Literature DB >> 24830932

Can artificial neural networks be used to predict the origin of ozone episodes?

T Fontes1, L M Silva2, M P Silva3, N Barros3, A C Carvalho4.   

Abstract

Tropospheric ozone is a secondary pollutant having a negative impact on health and environment. To control and minimize such impact the European Community established regulations to promote a clean air all over Europe. However, when an episode is related with natural mechanisms as Stratosphere-Troposphere Exchanges (STE), the benefits of an action plan to minimize precursor emissions are inefficient. Therefore, this work aims to develop a tool to identify the sources of ozone episodes in order to minimize misclassification and thus avoid the implementation of inappropriate air quality plans. For this purpose, an artificial neural network model - the Multilayer Perceptron - is used as a binary classifier of the source of an ozone episode. Long data series, between 2001 and 2010, considering the ozone precursors, (7)Be activity and meteorological conditions were used. With this model, 2-7% of a mean error was achieved, which is considered as a good generalization. Accuracy measures for imbalanced data are also discussed. The MCC values show a good performance of the model (0.65-0.92). Precision and F1-measure indicate that the model specifies a little better the rare class. Thus, the results demonstrate that such a tool can be used to help authorities in the management of ozone, namely when its thresholds are exceeded due natural causes, as the above mentioned STE. Therefore, the resources used to implement an action plan to minimize ozone precursors could be better managed avoiding the implementation of inappropriate measures.
Copyright © 2014 Elsevier B.V. All rights reserved.

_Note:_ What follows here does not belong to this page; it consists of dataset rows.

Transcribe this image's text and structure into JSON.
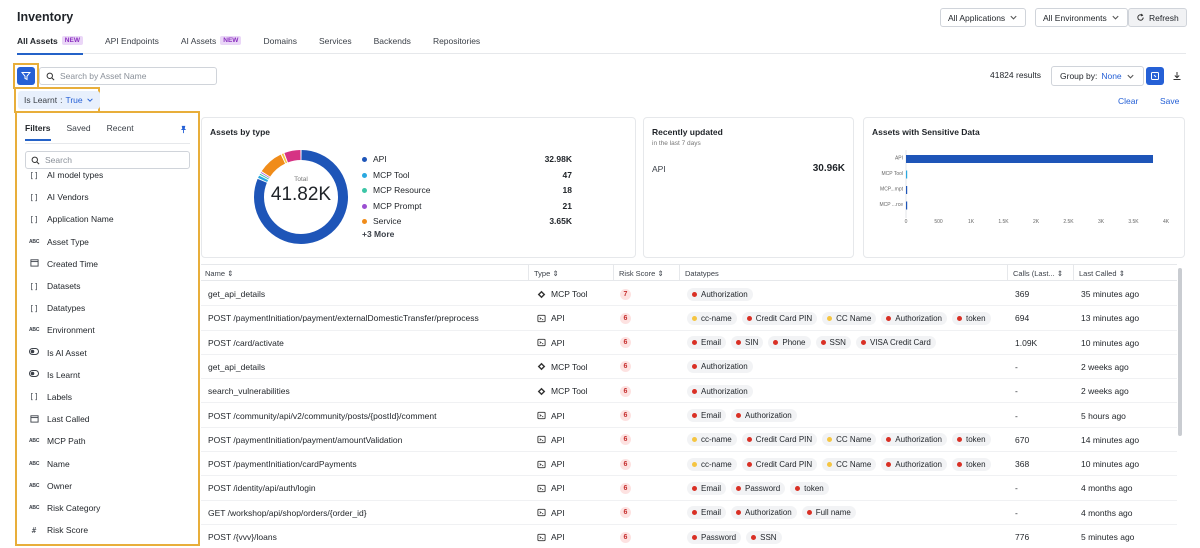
{
  "header": {
    "title": "Inventory",
    "app_select": "All Applications",
    "env_select": "All Environments",
    "refresh_label": "Refresh"
  },
  "tabs": [
    {
      "label": "All Assets",
      "badge": "NEW"
    },
    {
      "label": "API Endpoints",
      "badge": ""
    },
    {
      "label": "AI Assets",
      "badge": "NEW"
    },
    {
      "label": "Domains",
      "badge": ""
    },
    {
      "label": "Services",
      "badge": ""
    },
    {
      "label": "Backends",
      "badge": ""
    },
    {
      "label": "Repositories",
      "badge": ""
    }
  ],
  "toolbar": {
    "search_placeholder": "Search by Asset Name",
    "results": "41824 results",
    "group_by_label": "Group by:",
    "group_by_value": "None",
    "clear_label": "Clear",
    "save_label": "Save"
  },
  "active_filter": {
    "key": "Is Learnt",
    "sep": ":",
    "value": "True"
  },
  "filter_panel": {
    "tabs": [
      "Filters",
      "Saved",
      "Recent"
    ],
    "search_placeholder": "Search",
    "items": [
      {
        "label": "AI model types",
        "icon": "[]"
      },
      {
        "label": "AI Vendors",
        "icon": "[]"
      },
      {
        "label": "Application Name",
        "icon": "[]"
      },
      {
        "label": "Asset Type",
        "icon": "ABC"
      },
      {
        "label": "Created Time",
        "icon": "cal"
      },
      {
        "label": "Datasets",
        "icon": "[]"
      },
      {
        "label": "Datatypes",
        "icon": "[]"
      },
      {
        "label": "Environment",
        "icon": "ABC"
      },
      {
        "label": "Is AI Asset",
        "icon": "tog"
      },
      {
        "label": "Is Learnt",
        "icon": "tog"
      },
      {
        "label": "Labels",
        "icon": "[]"
      },
      {
        "label": "Last Called",
        "icon": "cal"
      },
      {
        "label": "MCP Path",
        "icon": "ABC"
      },
      {
        "label": "Name",
        "icon": "ABC"
      },
      {
        "label": "Owner",
        "icon": "ABC"
      },
      {
        "label": "Risk Category",
        "icon": "ABC"
      },
      {
        "label": "Risk Score",
        "icon": "#"
      }
    ]
  },
  "assets_by_type": {
    "title": "Assets by type",
    "center_label": "Total",
    "center_value": "41.82K",
    "legend": [
      {
        "label": "API",
        "value": "32.98K",
        "color": "#1e55b8"
      },
      {
        "label": "MCP Tool",
        "value": "47",
        "color": "#29a8e0"
      },
      {
        "label": "MCP Resource",
        "value": "18",
        "color": "#3cc5a6"
      },
      {
        "label": "MCP Prompt",
        "value": "21",
        "color": "#9b4fd1"
      },
      {
        "label": "Service",
        "value": "3.65K",
        "color": "#f08c1a"
      }
    ],
    "more": "+3 More"
  },
  "chart_data": {
    "type": "bar",
    "title": "Assets with Sensitive Data",
    "orientation": "horizontal",
    "categories": [
      "API",
      "MCP Tool",
      "MCP...mpt",
      "MCP ...rce"
    ],
    "values": [
      3800,
      8,
      3,
      3
    ],
    "xticks": [
      "0",
      "500",
      "1K",
      "1.5K",
      "2K",
      "2.5K",
      "3K",
      "3.5K",
      "4K"
    ],
    "xlim": [
      0,
      4000
    ],
    "color": "#1e55b8"
  },
  "recently_updated": {
    "title": "Recently updated",
    "subtitle": "in the last 7 days",
    "label": "API",
    "value": "30.96K"
  },
  "table": {
    "columns": {
      "name": "Name",
      "type": "Type",
      "risk": "Risk Score",
      "datatypes": "Datatypes",
      "calls": "Calls (Last...",
      "last_called": "Last Called"
    },
    "rows": [
      {
        "name": "get_api_details",
        "type": "MCP Tool",
        "risk": "7",
        "datatypes": [
          {
            "label": "Authorization",
            "color": "#d93025"
          }
        ],
        "calls": "369",
        "last_called": "35 minutes ago"
      },
      {
        "name": "POST /paymentInitiation/payment/externalDomesticTransfer/preprocess",
        "type": "API",
        "risk": "6",
        "datatypes": [
          {
            "label": "cc-name",
            "color": "#f5c542"
          },
          {
            "label": "Credit Card PIN",
            "color": "#d93025"
          },
          {
            "label": "CC Name",
            "color": "#f5c542"
          },
          {
            "label": "Authorization",
            "color": "#d93025"
          },
          {
            "label": "token",
            "color": "#d93025"
          }
        ],
        "calls": "694",
        "last_called": "13 minutes ago"
      },
      {
        "name": "POST /card/activate",
        "type": "API",
        "risk": "6",
        "datatypes": [
          {
            "label": "Email",
            "color": "#d93025"
          },
          {
            "label": "SIN",
            "color": "#d93025"
          },
          {
            "label": "Phone",
            "color": "#d93025"
          },
          {
            "label": "SSN",
            "color": "#d93025"
          },
          {
            "label": "VISA Credit Card",
            "color": "#d93025"
          }
        ],
        "calls": "1.09K",
        "last_called": "10 minutes ago"
      },
      {
        "name": "get_api_details",
        "type": "MCP Tool",
        "risk": "6",
        "datatypes": [
          {
            "label": "Authorization",
            "color": "#d93025"
          }
        ],
        "calls": "-",
        "last_called": "2 weeks ago"
      },
      {
        "name": "search_vulnerabilities",
        "type": "MCP Tool",
        "risk": "6",
        "datatypes": [
          {
            "label": "Authorization",
            "color": "#d93025"
          }
        ],
        "calls": "-",
        "last_called": "2 weeks ago"
      },
      {
        "name": "POST /community/api/v2/community/posts/{postId}/comment",
        "type": "API",
        "risk": "6",
        "datatypes": [
          {
            "label": "Email",
            "color": "#d93025"
          },
          {
            "label": "Authorization",
            "color": "#d93025"
          }
        ],
        "calls": "-",
        "last_called": "5 hours ago"
      },
      {
        "name": "POST /paymentInitiation/payment/amountValidation",
        "type": "API",
        "risk": "6",
        "datatypes": [
          {
            "label": "cc-name",
            "color": "#f5c542"
          },
          {
            "label": "Credit Card PIN",
            "color": "#d93025"
          },
          {
            "label": "CC Name",
            "color": "#f5c542"
          },
          {
            "label": "Authorization",
            "color": "#d93025"
          },
          {
            "label": "token",
            "color": "#d93025"
          }
        ],
        "calls": "670",
        "last_called": "14 minutes ago"
      },
      {
        "name": "POST /paymentInitiation/cardPayments",
        "type": "API",
        "risk": "6",
        "datatypes": [
          {
            "label": "cc-name",
            "color": "#f5c542"
          },
          {
            "label": "Credit Card PIN",
            "color": "#d93025"
          },
          {
            "label": "CC Name",
            "color": "#f5c542"
          },
          {
            "label": "Authorization",
            "color": "#d93025"
          },
          {
            "label": "token",
            "color": "#d93025"
          }
        ],
        "calls": "368",
        "last_called": "10 minutes ago"
      },
      {
        "name": "POST /identity/api/auth/login",
        "type": "API",
        "risk": "6",
        "datatypes": [
          {
            "label": "Email",
            "color": "#d93025"
          },
          {
            "label": "Password",
            "color": "#d93025"
          },
          {
            "label": "token",
            "color": "#d93025"
          }
        ],
        "calls": "-",
        "last_called": "4 months ago"
      },
      {
        "name": "GET /workshop/api/shop/orders/{order_id}",
        "type": "API",
        "risk": "6",
        "datatypes": [
          {
            "label": "Email",
            "color": "#d93025"
          },
          {
            "label": "Authorization",
            "color": "#d93025"
          },
          {
            "label": "Full name",
            "color": "#d93025"
          }
        ],
        "calls": "-",
        "last_called": "4 months ago"
      },
      {
        "name": "POST /{vvv}/loans",
        "type": "API",
        "risk": "6",
        "datatypes": [
          {
            "label": "Password",
            "color": "#d93025"
          },
          {
            "label": "SSN",
            "color": "#d93025"
          }
        ],
        "calls": "776",
        "last_called": "5 minutes ago"
      }
    ]
  },
  "colors": {
    "accent": "#2560d6",
    "highlight": "#e8ae3a"
  }
}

Keywords:  Artificial neural network; Classification; Human health; Ozone; Stratosphere; Troposphere

Mesh:

Substances:

Year:  2014        PMID: 24830932     DOI: 10.1016/j.scitotenv.2014.04.077

Source DB:  PubMed          Journal:  Sci Total Environ        ISSN: 0048-9697            Impact factor:   7.963


  3 in total

1.  Forecasting PM10 in Algiers: efficacy of multilayer perceptron networks.

Authors:  Hamza Abderrahim; Mohammed Reda Chellali; Ahmed Hamou
Journal:  Environ Sci Pollut Res Int       Date:  2015-09-18       Impact factor: 4.223

2.  Artificial neural network models for prediction of daily fine particulate matter concentrations in Algiers.

Authors:  M R Chellali; H Abderrahim; A Hamou; A Nebatti; J Janovec
Journal:  Environ Sci Pollut Res Int       Date:  2016-04-04       Impact factor: 4.223

3.  Bringing Big Data to Bear in Environmental Public Health: Challenges and Recommendations.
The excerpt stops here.